To put an espresso (smooth death) in a large mug is the equivalent of drinking the finest champagne from a Nalgene water bottle. The espresso (creamy hugs) in a large cup means that it will be cold in 3 seconds and the ever-so-delicate crema that forms on the top is broken and sloshing around like sea foam in a fetid tide pool. If I went to a fine restaurant and ordered a cheesecake and they threw it into the blender, and gave it to me in a tall glass with a straw and said: “Sorry, we are out of plates”, it would be the EXACT SAME THING!

Now, under no circumstances did I complain to the woman. I NEVER complain to service people. I have had MANY service jobs in my life and unless she spit in my coffee,  she can do no wrong. BUT what I did do was write a kind note to the district manager in hopes that they understand that an imperfect espresso (black manna) can only lead to imperfect EVERY OTHER DRINK ON THEIR MENU!

I am ashamed that I wasted both of you valuable times with the rant.

Question for both of you: Tell me something that will trip your trigger (make me feel good by keeping it trivial)

The Whole Tooth and Nothing but the Tooth!

Posted by danleone on August 17th, 2007

As both of you know, I used to be an EMT. If you stick around long enough, you realize that I begin many conversations with that exact sentence. I tend to use that card when I am at a party because it inevitably results in “what’s the grossest thing you ever saw” conversations.
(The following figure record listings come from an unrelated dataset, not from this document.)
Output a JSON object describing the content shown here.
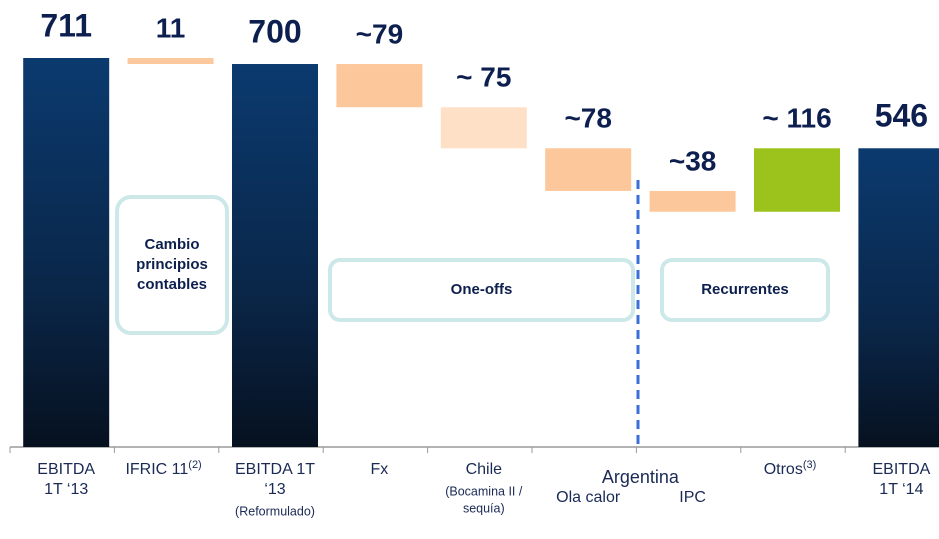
{
  "chart_data": {
    "type": "waterfall",
    "categories": [
      [
        "EBITDA",
        "1T ‘13"
      ],
      [
        "IFRIC 11"
      ],
      [
        "EBITDA 1T",
        "‘13"
      ],
      [
        "Fx"
      ],
      [
        "Chile"
      ],
      [
        "Ola calor"
      ],
      [
        "IPC"
      ],
      [
        "Otros"
      ],
      [
        "EBITDA",
        "1T ‘14"
      ]
    ],
    "superscripts": [
      null,
      "(2)",
      null,
      null,
      null,
      null,
      null,
      "(3)",
      null
    ],
    "subnotes": [
      null,
      null,
      [
        "(Reformulado)"
      ],
      null,
      [
        "(Bocamina II /",
        "sequía)"
      ],
      null,
      null,
      null,
      null
    ],
    "groups": [
      {
        "label": "Argentina",
        "categories": [
          5,
          6
        ]
      }
    ],
    "measure": [
      "total",
      "relative",
      "total",
      "relative",
      "relative",
      "relative",
      "relative",
      "relative",
      "total"
    ],
    "values": [
      711,
      -11,
      700,
      -79,
      -75,
      -78,
      -38,
      116,
      546
    ],
    "value_labels": [
      "711",
      "11",
      "700",
      "~79",
      "~ 75",
      "~78",
      "~38",
      "~ 116",
      "546"
    ],
    "colors": [
      "url(#navy)",
      "#fcc99f",
      "url(#navy)",
      "#fcc79a",
      "#fde0c6",
      "#fcc79a",
      "#fcc79a",
      "#9bc31c",
      "url(#navy)"
    ],
    "annotations": [
      [
        "Cambio",
        "principios",
        "contables"
      ],
      [
        "One-offs"
      ],
      [
        "Recurrentes"
      ]
    ]
  }
}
For a brief, shining moment, I am the center of the universe as I relate story after story in the “The Older I Get, The Better I Used To Be” saga that is my life.
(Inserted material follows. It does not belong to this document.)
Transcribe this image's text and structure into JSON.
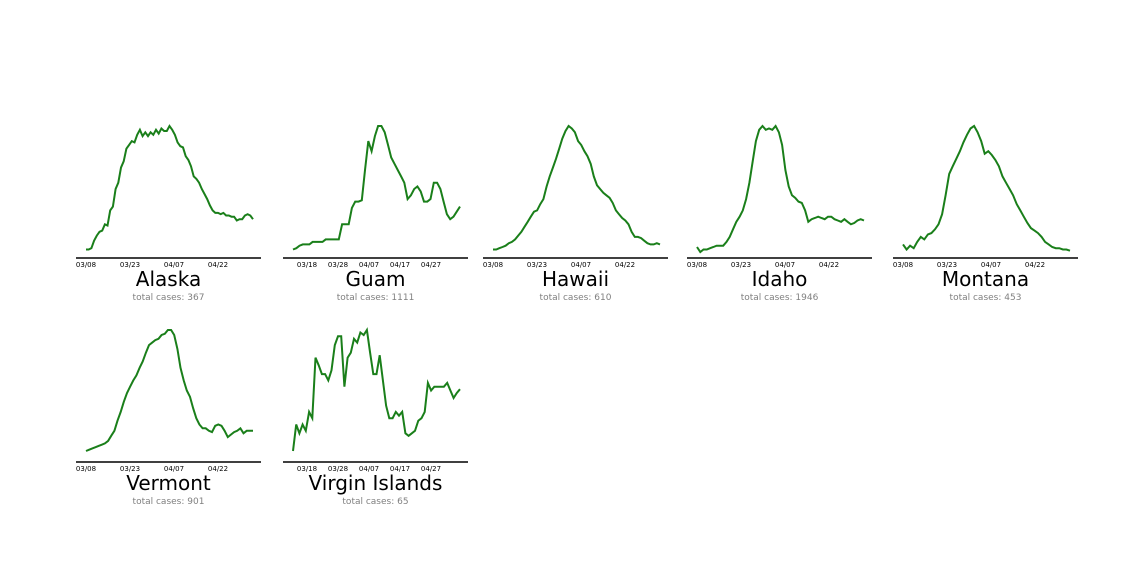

The point of this pointless post is that I have seen a lot of stuff. By “a lot”, I mean “A LOT!” Lots of capital letters and exclamation points. Blood, guts, pieces and parts. I have been puked on, shat upon, beaten up and even managed to save a life or two.

So, when my 6 year old came up to me and showed me his loose tooth, wiggling it furiously and bending it so that it was horizontal, I must have said “That is fantastic, Marc! You are getting to be a BIG boy now. Can I wiggle it too?”

WRONG! What I said instead was: “Holy crap! That is gross! Get that away from me! YUCK! ICKY!” and almost had my knees give out on me.

Luckily it fell out when I wasn’t near it.

From tough guy to p*ssy! Remember my motto: The older I get, the better I used to be.